After an hour ride to Shinagawa station, we grabbed brunch in the food court, got our first Eki stamps (more on them later) and boarded the bullet train to Hiroshima.
We’d reserved seats on the right hand side in case we were lucky enough to have a clear day. And indeed we were.
Mount Fuji had been on the wish list for all three of us when we planned this trip, but we quickly realized a stop there would take too much time on this short visit. Nice to get a good view.
We’d set our sights on okonomiyaki, a regional specialty, for our sole dinner in Hiroshima. We settled on Okamoto’s and were not disappointed.
The little restaurant was in an industrial building near the train station. About 20 other okonomiyaki restaurants shared the 6th floor with the one we’d selected.
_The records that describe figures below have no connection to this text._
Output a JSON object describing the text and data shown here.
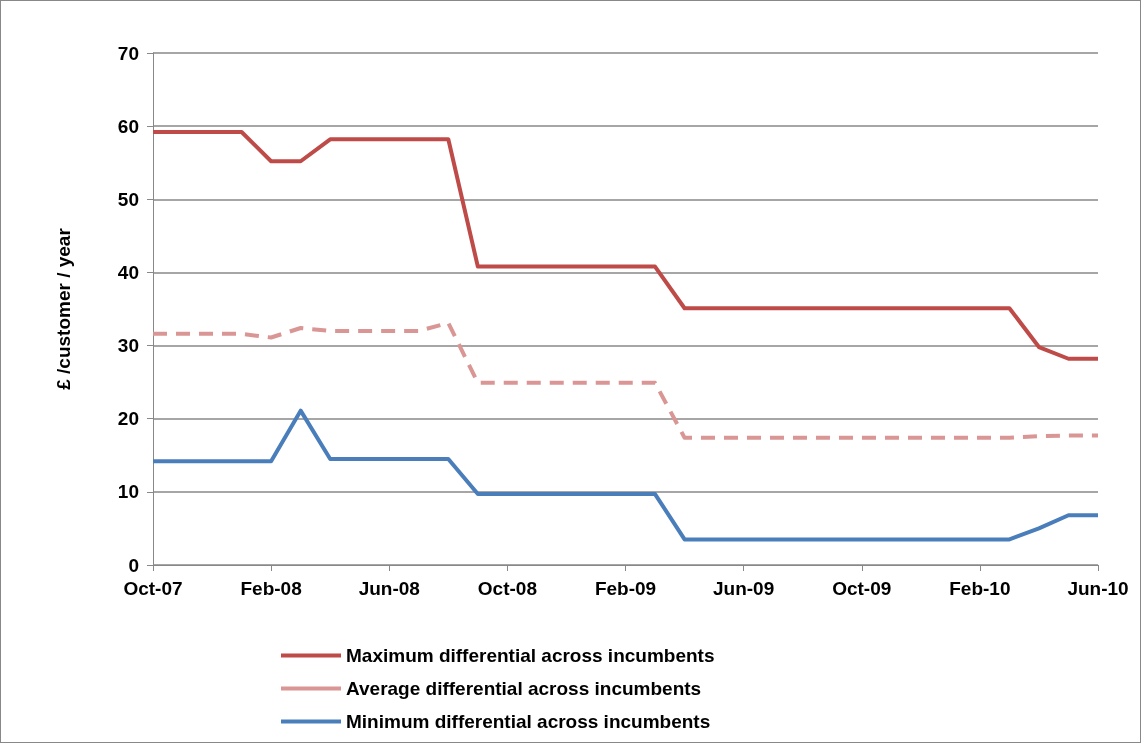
{
  "chart_data": {
    "type": "line",
    "ylabel": "£ /customer / year",
    "categories": [
      "Oct-07",
      null,
      null,
      null,
      "Feb-08",
      null,
      null,
      null,
      "Jun-08",
      null,
      null,
      null,
      "Oct-08",
      null,
      null,
      null,
      "Feb-09",
      null,
      null,
      null,
      "Jun-09",
      null,
      null,
      null,
      "Oct-09",
      null,
      null,
      null,
      "Feb-10",
      null,
      null,
      null,
      "Jun-10"
    ],
    "series": [
      {
        "name": "Maximum differential across incumbents",
        "color": "#be4b48",
        "line_style": "solid",
        "values": [
          59.2,
          59.2,
          59.2,
          59.2,
          55.2,
          55.2,
          58.2,
          58.2,
          58.2,
          58.2,
          58.2,
          40.8,
          40.8,
          40.8,
          40.8,
          40.8,
          40.8,
          40.8,
          35.1,
          35.1,
          35.1,
          35.1,
          35.1,
          35.1,
          35.1,
          35.1,
          35.1,
          35.1,
          35.1,
          35.1,
          29.8,
          28.2,
          28.2
        ]
      },
      {
        "name": "Average differential across incumbents",
        "color": "#d99694",
        "line_style": "dashed",
        "values": [
          31.6,
          31.6,
          31.6,
          31.6,
          31.1,
          32.4,
          32.0,
          32.0,
          32.0,
          32.0,
          33.1,
          24.9,
          24.9,
          24.9,
          24.9,
          24.9,
          24.9,
          24.9,
          17.4,
          17.4,
          17.4,
          17.4,
          17.4,
          17.4,
          17.4,
          17.4,
          17.4,
          17.4,
          17.4,
          17.4,
          17.6,
          17.7,
          17.7
        ]
      },
      {
        "name": "Minimum differential across incumbents",
        "color": "#4a7ebb",
        "line_style": "solid",
        "values": [
          14.2,
          14.2,
          14.2,
          14.2,
          14.2,
          21.1,
          14.5,
          14.5,
          14.5,
          14.5,
          14.5,
          9.7,
          9.7,
          9.7,
          9.7,
          9.7,
          9.7,
          9.7,
          3.5,
          3.5,
          3.5,
          3.5,
          3.5,
          3.5,
          3.5,
          3.5,
          3.5,
          3.5,
          3.5,
          3.5,
          5.0,
          6.8,
          6.8
        ]
      }
    ],
    "ylim": [
      0,
      70
    ],
    "yticks": [
      0,
      10,
      20,
      30,
      40,
      50,
      60,
      70
    ],
    "grid": "y",
    "legend": "bottom",
    "marker": "none"
  }
}
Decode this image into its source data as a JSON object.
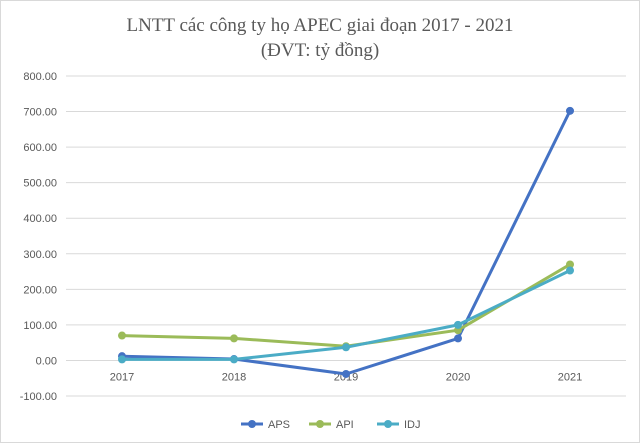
{
  "chart_data": {
    "type": "line",
    "title": "LNTT các công ty họ APEC giai đoạn 2017 - 2021",
    "subtitle": "(ĐVT: tỷ đồng)",
    "xlabel": "",
    "ylabel": "",
    "categories": [
      "2017",
      "2018",
      "2019",
      "2020",
      "2021"
    ],
    "ylim": [
      -100,
      800
    ],
    "yticks": [
      -100,
      0,
      100,
      200,
      300,
      400,
      500,
      600,
      700,
      800
    ],
    "ytick_labels": [
      "-100.00",
      "0.00",
      "100.00",
      "200.00",
      "300.00",
      "400.00",
      "500.00",
      "600.00",
      "700.00",
      "800.00"
    ],
    "grid": true,
    "legend_position": "bottom",
    "series": [
      {
        "name": "APS",
        "color": "#4472c4",
        "values": [
          12,
          4,
          -38,
          62,
          702
        ]
      },
      {
        "name": "API",
        "color": "#9bbb59",
        "values": [
          70,
          62,
          40,
          85,
          270
        ]
      },
      {
        "name": "IDJ",
        "color": "#4bacc6",
        "values": [
          3,
          3,
          37,
          100,
          253
        ]
      }
    ]
  }
}
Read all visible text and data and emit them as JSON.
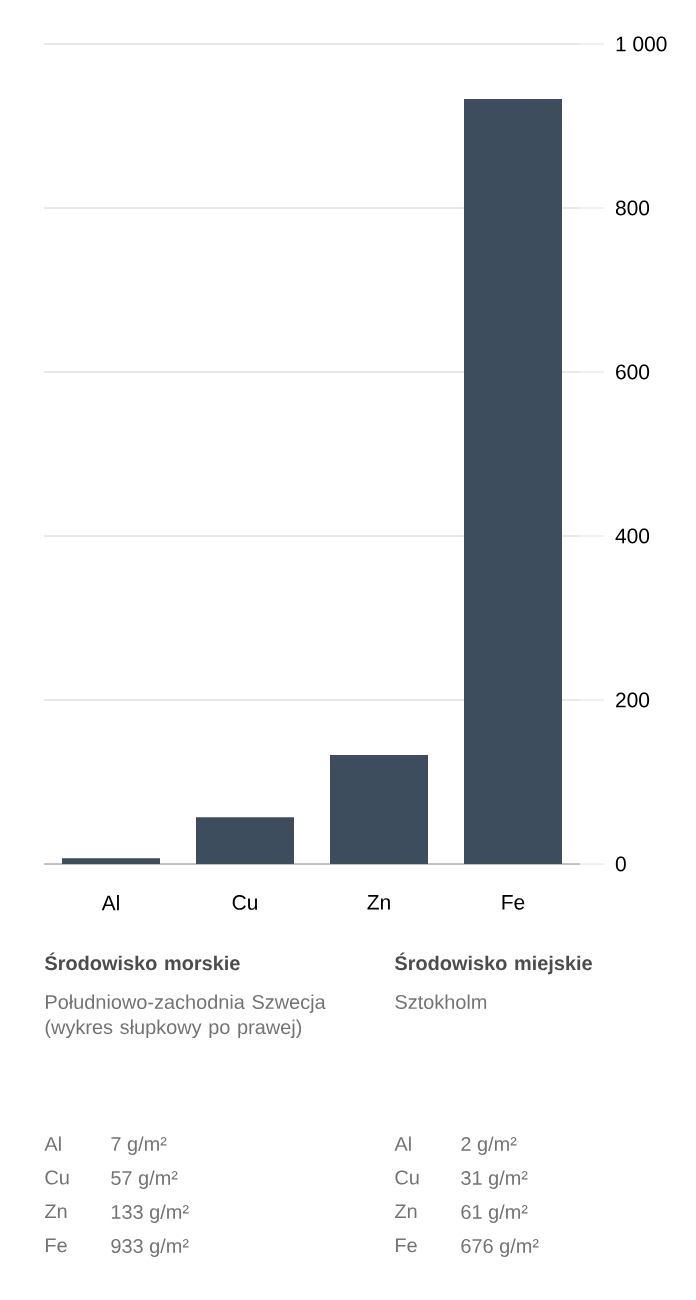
{
  "chart_data": {
    "type": "bar",
    "categories": [
      "Al",
      "Cu",
      "Zn",
      "Fe"
    ],
    "values": [
      7,
      57,
      133,
      933
    ],
    "color": "#3e4d5d",
    "ylim": [
      0,
      1000
    ],
    "yticks": [
      0,
      200,
      400,
      600,
      800,
      {
        "value": 1000,
        "label": "1 000"
      }
    ],
    "grid": "y",
    "annotations": [
      "Środowisko morskie",
      "Południowo-zachodnia Szwecja (wykres słupkowy po prawej)",
      "Al",
      "7 g/m²",
      "Cu",
      "57 g/m²",
      "Zn",
      "133 g/m²",
      "Fe",
      "933 g/m²",
      "Środowisko miejskie",
      "Sztokholm",
      "Al",
      "2 g/m²",
      "Cu",
      "31 g/m²",
      "Zn",
      "61 g/m²",
      "Fe",
      "676 g/m²"
    ]
  }
}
The little counter restaurant could serve about 10 cozy customers.
Okonomiyaki is a savory pancake dish cooked on a teppanyaki grill (think Benihana). The toppings are the big draw, all cooked on the grill and stacked on the pancake: cabbage, meat, seafood, egg, noodles, mayonnaise, cheese, Worcestershire sauce, bonito flakes, pork belly, etc. Our counter offered 6 varieties; we tried three.
It was one of the most fun meals I’ve ever had. The owner and chef kept us entertained. You cut off chunks with your individual spatula and eat off your plate. The grill keeps the food warm. The plastic sheet hanging behind us keeps the heat in the small space.
HIROSHIMA - Day 2
We started at the Hiroshima Peace Memorial, where we had booked early opening tickets for the museum. We also had audio guide tickets.
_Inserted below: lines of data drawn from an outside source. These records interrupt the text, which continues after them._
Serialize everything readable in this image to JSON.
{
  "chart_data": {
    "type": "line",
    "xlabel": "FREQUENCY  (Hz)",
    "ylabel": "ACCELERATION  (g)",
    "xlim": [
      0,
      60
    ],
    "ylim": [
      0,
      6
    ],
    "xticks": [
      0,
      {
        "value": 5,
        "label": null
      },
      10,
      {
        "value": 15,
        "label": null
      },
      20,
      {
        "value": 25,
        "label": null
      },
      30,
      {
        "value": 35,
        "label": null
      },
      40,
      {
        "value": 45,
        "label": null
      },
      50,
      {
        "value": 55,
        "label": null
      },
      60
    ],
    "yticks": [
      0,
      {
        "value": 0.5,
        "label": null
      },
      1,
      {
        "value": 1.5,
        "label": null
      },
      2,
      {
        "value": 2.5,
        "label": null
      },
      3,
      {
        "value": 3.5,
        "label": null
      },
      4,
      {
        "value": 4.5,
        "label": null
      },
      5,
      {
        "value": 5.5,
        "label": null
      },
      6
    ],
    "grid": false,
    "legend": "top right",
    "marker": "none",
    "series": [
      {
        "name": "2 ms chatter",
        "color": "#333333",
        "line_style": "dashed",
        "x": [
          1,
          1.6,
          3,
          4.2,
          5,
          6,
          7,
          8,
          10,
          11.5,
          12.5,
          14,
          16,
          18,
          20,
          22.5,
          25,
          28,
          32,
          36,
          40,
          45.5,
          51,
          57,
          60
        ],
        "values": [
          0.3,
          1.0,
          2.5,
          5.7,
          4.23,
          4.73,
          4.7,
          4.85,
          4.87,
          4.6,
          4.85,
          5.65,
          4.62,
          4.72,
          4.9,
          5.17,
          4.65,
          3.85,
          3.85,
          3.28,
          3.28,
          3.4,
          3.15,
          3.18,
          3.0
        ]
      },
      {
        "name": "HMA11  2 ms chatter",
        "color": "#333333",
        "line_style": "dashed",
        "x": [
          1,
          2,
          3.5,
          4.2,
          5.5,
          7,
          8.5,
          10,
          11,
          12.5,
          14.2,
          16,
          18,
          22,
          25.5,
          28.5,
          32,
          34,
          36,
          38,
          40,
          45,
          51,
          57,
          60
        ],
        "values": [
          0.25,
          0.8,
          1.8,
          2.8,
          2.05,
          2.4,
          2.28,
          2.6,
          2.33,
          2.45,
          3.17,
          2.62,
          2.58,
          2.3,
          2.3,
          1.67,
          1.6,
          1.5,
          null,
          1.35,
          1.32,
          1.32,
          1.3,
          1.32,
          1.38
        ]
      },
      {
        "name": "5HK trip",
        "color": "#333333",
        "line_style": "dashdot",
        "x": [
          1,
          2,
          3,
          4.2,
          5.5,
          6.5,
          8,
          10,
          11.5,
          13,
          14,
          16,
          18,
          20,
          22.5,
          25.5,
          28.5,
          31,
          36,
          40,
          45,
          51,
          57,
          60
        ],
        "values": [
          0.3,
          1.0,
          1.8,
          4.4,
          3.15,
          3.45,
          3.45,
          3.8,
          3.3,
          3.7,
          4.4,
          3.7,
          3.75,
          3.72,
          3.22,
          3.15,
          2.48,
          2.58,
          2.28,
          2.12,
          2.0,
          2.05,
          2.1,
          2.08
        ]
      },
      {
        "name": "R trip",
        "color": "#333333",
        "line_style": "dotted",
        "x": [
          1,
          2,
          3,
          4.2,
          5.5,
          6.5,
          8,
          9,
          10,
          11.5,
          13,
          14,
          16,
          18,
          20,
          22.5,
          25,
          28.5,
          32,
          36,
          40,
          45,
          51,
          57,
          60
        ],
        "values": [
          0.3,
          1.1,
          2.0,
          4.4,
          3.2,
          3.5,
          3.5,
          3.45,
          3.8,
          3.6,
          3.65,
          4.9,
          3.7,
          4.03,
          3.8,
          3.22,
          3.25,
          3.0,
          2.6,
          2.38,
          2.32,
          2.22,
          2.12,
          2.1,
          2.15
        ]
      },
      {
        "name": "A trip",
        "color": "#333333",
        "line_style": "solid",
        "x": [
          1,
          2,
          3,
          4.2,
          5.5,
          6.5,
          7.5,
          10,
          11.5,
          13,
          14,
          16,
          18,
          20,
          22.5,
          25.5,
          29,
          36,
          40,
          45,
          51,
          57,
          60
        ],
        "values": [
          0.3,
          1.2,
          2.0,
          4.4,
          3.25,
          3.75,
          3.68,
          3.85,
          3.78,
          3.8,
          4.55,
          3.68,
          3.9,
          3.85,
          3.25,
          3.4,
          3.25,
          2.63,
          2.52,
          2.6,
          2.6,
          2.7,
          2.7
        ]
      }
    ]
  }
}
It’s a sobering exhibit, as one would expect. We spent a couple of hours in the museum before heading outside. The museum is dedicated to documenting the city’s bombing on August 6, 1945 and its aftermath, in hopes that awareness of the devastating impact of atomic warfare deters it from ever happening again.
The collection is full of artifacts, photographs, witness’s drawings and written/audio testimonials. It’s organized into sections about the blast zone, lost victims, survivor experiences, black rain, lost children, radiation effects, orphans, development of the atomic bomb, anti-nuclear treaties, etc. It also fully acknowledges Japan’s accountability for instigating the war in the Pacific.
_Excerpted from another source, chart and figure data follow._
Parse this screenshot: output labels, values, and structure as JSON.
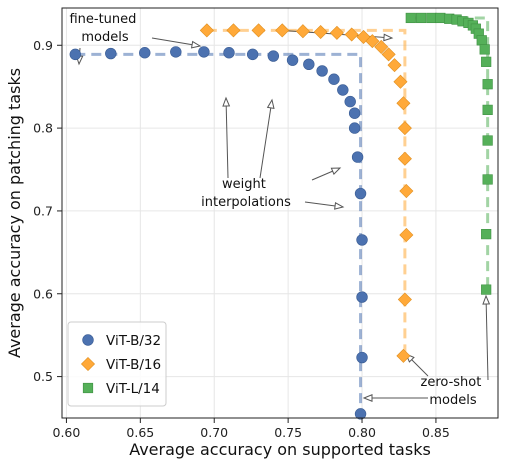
{
  "chart_data": {
    "type": "scatter",
    "xlabel": "Average accuracy on supported tasks",
    "ylabel": "Average accuracy on patching tasks",
    "xlim": [
      0.597,
      0.892
    ],
    "ylim": [
      0.45,
      0.945
    ],
    "xticks": [
      "0.60",
      "0.65",
      "0.70",
      "0.75",
      "0.80",
      "0.85"
    ],
    "yticks": [
      "0.5",
      "0.6",
      "0.7",
      "0.8",
      "0.9"
    ],
    "grid": true,
    "legend_position": "bottom-left",
    "series": [
      {
        "name": "ViT-B/32",
        "marker": "circle",
        "color": "#4c72b0",
        "guide": {
          "x": 0.799,
          "y": 0.889
        },
        "points": [
          [
            0.606,
            0.889
          ],
          [
            0.63,
            0.89
          ],
          [
            0.653,
            0.891
          ],
          [
            0.674,
            0.892
          ],
          [
            0.693,
            0.892
          ],
          [
            0.71,
            0.891
          ],
          [
            0.726,
            0.889
          ],
          [
            0.74,
            0.887
          ],
          [
            0.753,
            0.882
          ],
          [
            0.764,
            0.877
          ],
          [
            0.773,
            0.869
          ],
          [
            0.781,
            0.859
          ],
          [
            0.787,
            0.846
          ],
          [
            0.792,
            0.832
          ],
          [
            0.795,
            0.818
          ],
          [
            0.795,
            0.8
          ],
          [
            0.797,
            0.765
          ],
          [
            0.799,
            0.721
          ],
          [
            0.8,
            0.665
          ],
          [
            0.8,
            0.596
          ],
          [
            0.8,
            0.523
          ],
          [
            0.799,
            0.455
          ]
        ]
      },
      {
        "name": "ViT-B/16",
        "marker": "diamond",
        "color": "#ffa939",
        "guide": {
          "x": 0.829,
          "y": 0.918
        },
        "points": [
          [
            0.695,
            0.918
          ],
          [
            0.713,
            0.918
          ],
          [
            0.73,
            0.918
          ],
          [
            0.746,
            0.918
          ],
          [
            0.76,
            0.917
          ],
          [
            0.772,
            0.916
          ],
          [
            0.783,
            0.915
          ],
          [
            0.793,
            0.913
          ],
          [
            0.801,
            0.91
          ],
          [
            0.807,
            0.905
          ],
          [
            0.813,
            0.898
          ],
          [
            0.818,
            0.889
          ],
          [
            0.822,
            0.876
          ],
          [
            0.826,
            0.856
          ],
          [
            0.828,
            0.83
          ],
          [
            0.829,
            0.8
          ],
          [
            0.829,
            0.763
          ],
          [
            0.83,
            0.724
          ],
          [
            0.83,
            0.671
          ],
          [
            0.829,
            0.593
          ],
          [
            0.828,
            0.525
          ]
        ]
      },
      {
        "name": "ViT-L/14",
        "marker": "square",
        "color": "#55b059",
        "guide": {
          "x": 0.885,
          "y": 0.933
        },
        "points": [
          [
            0.833,
            0.933
          ],
          [
            0.84,
            0.933
          ],
          [
            0.847,
            0.933
          ],
          [
            0.853,
            0.933
          ],
          [
            0.859,
            0.932
          ],
          [
            0.864,
            0.931
          ],
          [
            0.868,
            0.929
          ],
          [
            0.872,
            0.927
          ],
          [
            0.875,
            0.924
          ],
          [
            0.877,
            0.92
          ],
          [
            0.879,
            0.914
          ],
          [
            0.881,
            0.906
          ],
          [
            0.883,
            0.895
          ],
          [
            0.884,
            0.88
          ],
          [
            0.885,
            0.853
          ],
          [
            0.885,
            0.822
          ],
          [
            0.885,
            0.785
          ],
          [
            0.885,
            0.738
          ],
          [
            0.884,
            0.672
          ],
          [
            0.884,
            0.605
          ]
        ]
      }
    ],
    "annotations": [
      {
        "id": "fine-tuned",
        "lines": [
          "fine-tuned",
          "models"
        ]
      },
      {
        "id": "weight",
        "lines": [
          "weight",
          "interpolations"
        ]
      },
      {
        "id": "zero-shot",
        "lines": [
          "zero-shot",
          "models"
        ]
      }
    ]
  }
}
I took only one photo inside. It didn’t occur to me. Seeing the torn and burned clothing of children who were never found, or a child’s tricycle, or gruesome photos of burn victims or keloid scars don’t belong here.
The Peace Park contains much more than the museum, shown above. It’s a wide park-like area covering much of the blast zone with monuments and memorials.
The Hiroshima National Peace Memorial Hall for the Atomic Bomb Victims is a chamber below a clock frozen at 8:15, the time of the bombing. Approached by a slanting circular track that descends deep underground, it commemorates all of victims of the atomic bombings in Hiroshima and Nagasaki. Over 140,000 small tiles honor the dead.
The chest under the cenotaph in the center of the Peace Park holds a list of all of the victims. In the distance, the Atomic Dome.
This young boy is examining before and after models of the Hiroshima Prefectural Industrial Promotion Hall. The bomb exploded almost directly above the hall, sparing it from most of the outward flow of the blast. After years of debate it was decided to preserve the skeleton, known since the blast as the Atomic Dome.
The Peace Bell. Visitors can toll it by hitting it with the log suspended to its left.
The Children’s Peace Monument was paid for by donations from children in thousands of schools in Japan and around the world.
The colorful showcases behind the monument are crammed full of paper cranes. The girl whose death inspired the monument died from leukemia 10 years after she was exposed in the blast. She had made endless cranes after learning that if you make a thousand paper cranes, your wish will come true.
About a mile from the Atomic Dome is Hiroshima Castle, built by feudal lord Terumoto Mori in 1591 after he visited the castle in Kyoto. The multi-moat enclosed castle complex was used as the Imperial Army General Headquarters during World War II. The entire complex was destroyed in the atomic bomb.
The reconstructed castle is, as was the original, in the lower right corner of the center square.
The Hiroshima Gokoku Shrine is contained within the park-like castle grounds. Gokoku shrines are Shinto shrines built to honor dead killed in war. Its torii gate survived the atomic blast. The shrine was rebuilt after the war.
Prayers are written on the wood boards to the right and unlucky fortune left as paper knots on the left.
The castle itself - imposing and beautiful.
Inside were artifacts and displays on the origin of the castle, and various furniture, weaponry, armor etc used by the feudal lords and their samurai. There was less English signage the higher you went.
Nonetheless, Mark made it to the top balcony.
We took the bullet train to Kyoto, checked into our ryokan (traditional Japanese inn), granted a quick dinner and headed to our night tour of Kyoto’s Gion District.